Du kommst rein – und merkst sofort: Hier läuft Kirche ein bisschen anders.
Die Sprache ist direkt. Die Themen sind mutig. Und die Musik schafft einen Raum, der dich sofort aufmerksamer macht – mal warm und nah (Singer-Songwriter), mal klar und hell (Oboe), mal überraschend anders (digitales Akkordeon). Kein Orgelklang. Kein Standard-Sound. Sondern Musik, die dich „reinholt“, ohne dass sie sich in den Vordergrund drängt.
Jeder Themengottesdienst hat seinen eigenen Schwerpunkt:
Manchmal bohren wir in etwas, das weh tut.

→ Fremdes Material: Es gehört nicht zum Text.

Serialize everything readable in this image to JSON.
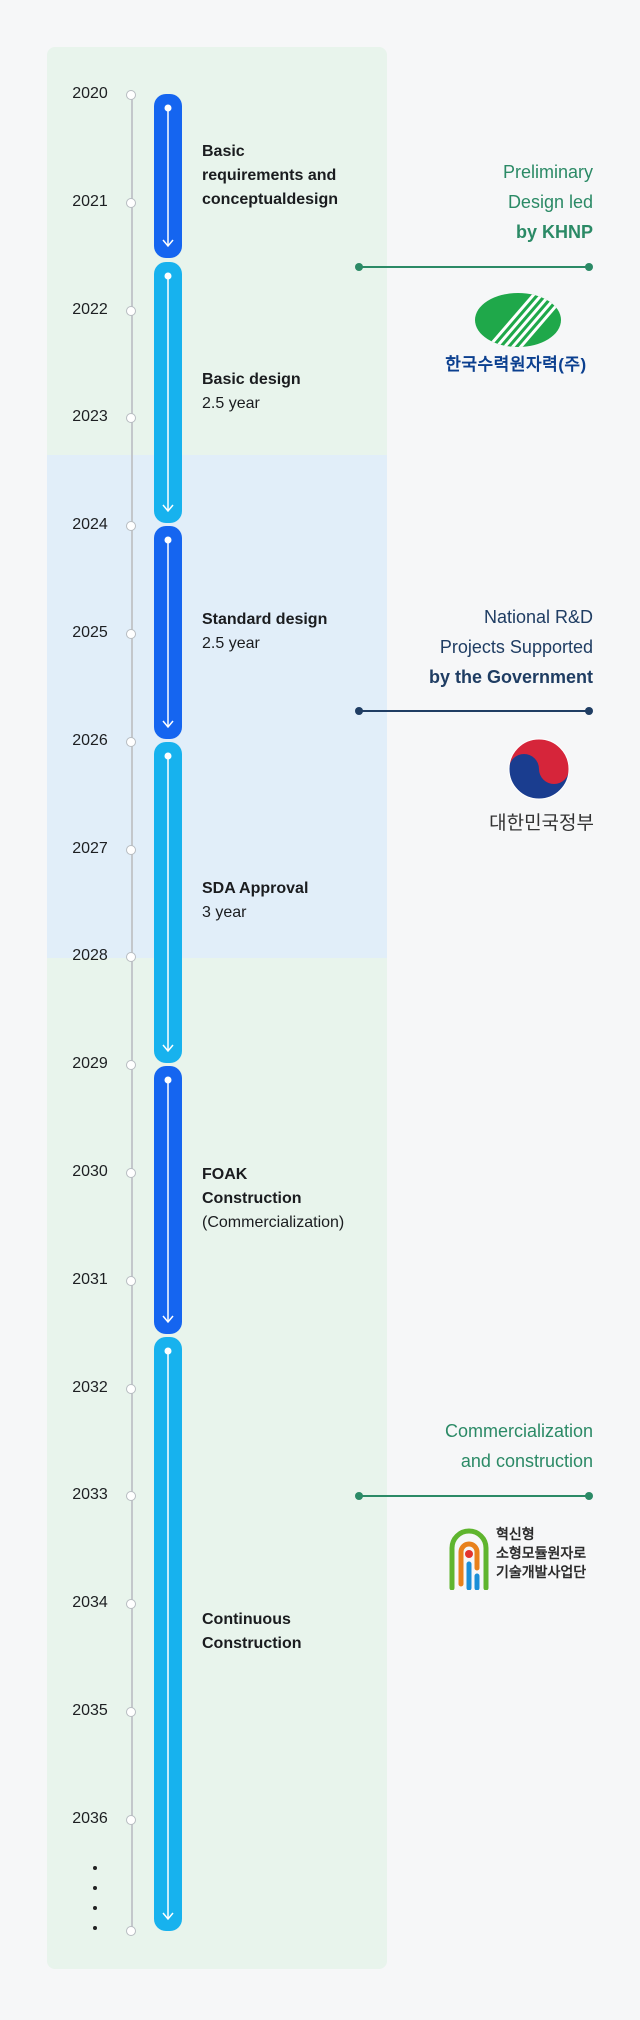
{
  "timeline": {
    "years": [
      "2020",
      "2021",
      "2022",
      "2023",
      "2024",
      "2025",
      "2026",
      "2027",
      "2028",
      "2029",
      "2030",
      "2031",
      "2032",
      "2033",
      "2034",
      "2035",
      "2036"
    ]
  },
  "phases": [
    {
      "lines": [
        "Basic",
        "requirements and",
        "conceptualdesign"
      ],
      "sub": "",
      "color": "#1565f0"
    },
    {
      "lines": [
        "Basic design"
      ],
      "sub": "2.5 year",
      "color": "#17b2ee"
    },
    {
      "lines": [
        "Standard design"
      ],
      "sub": "2.5 year",
      "color": "#1565f0"
    },
    {
      "lines": [
        "SDA Approval"
      ],
      "sub": "3 year",
      "color": "#17b2ee"
    },
    {
      "lines": [
        "FOAK",
        "Construction"
      ],
      "sub": "(Commercialization)",
      "color": "#1565f0"
    },
    {
      "lines": [
        "Continuous",
        "Construction"
      ],
      "sub": "",
      "color": "#17b2ee"
    }
  ],
  "leads": [
    {
      "lines": [
        "Preliminary",
        "Design led"
      ],
      "bold": "by KHNP",
      "color": "#2b8a66",
      "logo_text": "한국수력원자력(주)"
    },
    {
      "lines": [
        "National R&D",
        "Projects Supported"
      ],
      "bold": "by the Government",
      "color": "#1f3d63",
      "logo_text": "대한민국정부"
    },
    {
      "lines": [
        "Commercialization",
        "and construction"
      ],
      "bold": "",
      "color": "#2b8a66",
      "logo_text": [
        "혁신형",
        "소형모듈원자로",
        "기술개발사업단"
      ]
    }
  ],
  "colors": {
    "green_panel": "#e8f4ec",
    "blue_panel": "#e1eef9",
    "dark_bar": "#1565f0",
    "light_bar": "#17b2ee"
  }
}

Manchmal leuchtet etwas auf, das man lange nicht angeschaut hat. Manchmal bringt eine kleine Beobachtung plötzlich alles ins Rutschen. Und fast immer passiert ein Moment, in dem du merkst:
„Okay… das hat jetzt was mit mir zu tun.“
Und ja – du wirst beteiligt. Nicht kompliziert. Nicht peinlich.

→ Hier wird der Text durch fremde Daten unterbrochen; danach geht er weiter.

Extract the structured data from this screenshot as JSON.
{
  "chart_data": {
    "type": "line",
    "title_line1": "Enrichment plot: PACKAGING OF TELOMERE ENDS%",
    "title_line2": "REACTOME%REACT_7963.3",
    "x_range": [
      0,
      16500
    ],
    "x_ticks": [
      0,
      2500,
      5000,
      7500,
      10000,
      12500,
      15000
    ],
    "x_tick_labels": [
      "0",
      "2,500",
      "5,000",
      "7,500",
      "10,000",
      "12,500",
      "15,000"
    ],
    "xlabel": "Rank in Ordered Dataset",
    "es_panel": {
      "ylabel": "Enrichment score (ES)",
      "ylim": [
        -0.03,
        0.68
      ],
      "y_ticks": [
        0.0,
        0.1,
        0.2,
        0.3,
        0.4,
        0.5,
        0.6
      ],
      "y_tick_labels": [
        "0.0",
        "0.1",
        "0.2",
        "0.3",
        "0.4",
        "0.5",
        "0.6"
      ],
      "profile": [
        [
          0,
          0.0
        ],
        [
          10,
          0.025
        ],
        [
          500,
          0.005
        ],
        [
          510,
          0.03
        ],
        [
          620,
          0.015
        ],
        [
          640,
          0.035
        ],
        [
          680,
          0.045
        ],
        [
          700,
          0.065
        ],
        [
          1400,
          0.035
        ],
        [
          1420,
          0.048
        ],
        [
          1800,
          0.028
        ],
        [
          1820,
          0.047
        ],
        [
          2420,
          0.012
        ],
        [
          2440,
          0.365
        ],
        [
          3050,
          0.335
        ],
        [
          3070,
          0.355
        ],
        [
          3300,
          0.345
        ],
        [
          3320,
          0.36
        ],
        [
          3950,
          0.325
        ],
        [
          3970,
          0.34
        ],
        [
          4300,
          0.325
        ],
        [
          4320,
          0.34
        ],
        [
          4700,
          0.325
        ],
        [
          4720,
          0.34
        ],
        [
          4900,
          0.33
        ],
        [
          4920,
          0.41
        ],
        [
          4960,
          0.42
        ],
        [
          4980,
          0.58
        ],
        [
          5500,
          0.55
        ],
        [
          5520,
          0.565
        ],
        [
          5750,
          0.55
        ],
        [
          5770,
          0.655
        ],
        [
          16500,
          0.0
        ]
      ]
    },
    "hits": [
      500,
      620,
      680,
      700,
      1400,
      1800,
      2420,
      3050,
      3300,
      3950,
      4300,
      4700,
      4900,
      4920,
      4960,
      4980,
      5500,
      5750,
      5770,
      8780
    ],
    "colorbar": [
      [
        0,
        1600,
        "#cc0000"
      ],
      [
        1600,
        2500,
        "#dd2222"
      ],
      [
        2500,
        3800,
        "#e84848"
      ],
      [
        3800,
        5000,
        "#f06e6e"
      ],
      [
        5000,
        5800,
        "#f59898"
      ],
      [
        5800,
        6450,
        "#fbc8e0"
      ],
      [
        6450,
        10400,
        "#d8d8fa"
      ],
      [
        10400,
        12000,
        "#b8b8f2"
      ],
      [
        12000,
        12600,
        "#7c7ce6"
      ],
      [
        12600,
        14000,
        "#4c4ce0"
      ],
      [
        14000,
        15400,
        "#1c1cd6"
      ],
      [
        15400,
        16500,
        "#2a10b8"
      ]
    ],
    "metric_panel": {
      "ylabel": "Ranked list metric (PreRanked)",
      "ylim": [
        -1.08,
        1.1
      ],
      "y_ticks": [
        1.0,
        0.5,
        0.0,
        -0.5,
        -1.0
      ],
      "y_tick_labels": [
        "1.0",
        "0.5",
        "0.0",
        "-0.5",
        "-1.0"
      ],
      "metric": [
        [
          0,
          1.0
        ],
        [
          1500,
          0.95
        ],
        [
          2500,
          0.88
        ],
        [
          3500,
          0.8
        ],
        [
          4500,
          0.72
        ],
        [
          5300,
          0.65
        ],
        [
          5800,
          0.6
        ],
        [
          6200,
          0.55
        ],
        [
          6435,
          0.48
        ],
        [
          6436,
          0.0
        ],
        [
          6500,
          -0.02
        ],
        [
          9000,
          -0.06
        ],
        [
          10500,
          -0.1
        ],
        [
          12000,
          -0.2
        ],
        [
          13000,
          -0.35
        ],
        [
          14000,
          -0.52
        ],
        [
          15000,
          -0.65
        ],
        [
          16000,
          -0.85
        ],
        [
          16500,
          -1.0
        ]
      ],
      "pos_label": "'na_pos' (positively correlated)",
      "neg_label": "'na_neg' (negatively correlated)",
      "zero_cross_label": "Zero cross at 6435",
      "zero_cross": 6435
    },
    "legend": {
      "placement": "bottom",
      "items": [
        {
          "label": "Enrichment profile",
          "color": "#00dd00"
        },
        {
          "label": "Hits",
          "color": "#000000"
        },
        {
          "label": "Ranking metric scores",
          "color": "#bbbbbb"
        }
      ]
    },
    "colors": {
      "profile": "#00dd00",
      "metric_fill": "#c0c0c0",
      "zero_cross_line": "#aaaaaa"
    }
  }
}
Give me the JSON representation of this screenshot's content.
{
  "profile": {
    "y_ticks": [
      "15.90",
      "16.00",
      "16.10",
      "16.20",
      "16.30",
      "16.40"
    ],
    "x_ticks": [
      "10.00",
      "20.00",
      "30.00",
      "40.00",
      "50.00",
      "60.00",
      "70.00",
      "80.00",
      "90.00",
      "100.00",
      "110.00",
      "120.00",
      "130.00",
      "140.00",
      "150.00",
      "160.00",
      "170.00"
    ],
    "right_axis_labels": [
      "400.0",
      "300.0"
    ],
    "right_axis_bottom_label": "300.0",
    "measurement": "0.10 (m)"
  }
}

Sondern immer so, dass du selber etwas mitnimmst: einen Gedanken, ein Wort, ein Gefühl, manchmal auch einfach eine Frage, die bleibt.
Wie das genau aussieht, erfährst du erst im Gottesdienst. Manche Dinge wirken am besten, wenn du sie nicht vorher weißt.

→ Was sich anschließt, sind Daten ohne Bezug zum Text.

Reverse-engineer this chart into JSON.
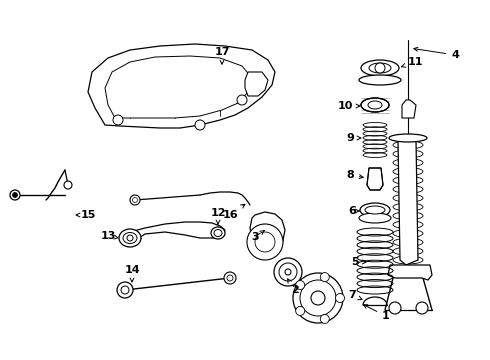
{
  "background_color": "#ffffff",
  "line_color": "#000000",
  "figsize": [
    4.9,
    3.6
  ],
  "dpi": 100,
  "label_fontsize": 8,
  "label_fontweight": "bold"
}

Ein Themengottesdienst dauert etwa eine Stunde, ist klar geführt, gut verständlich und offen für jede:n – egal, wie oft du sonst in der Kirche bist.
Und: Die Reihe lebt. Sie wächst. Sie verändert sich. Jede Ausgabe hat ihren eigenen Klang, ihr eigenes Thema, ihre eigene Atmosphäre.
Wenn du Lust hast auf Kirche, die dich ernst nimmt, die nah bei der Wirklichkeit bleibt und trotzdem Raum zum Durchatmen schafft – dann bist du hier richtig.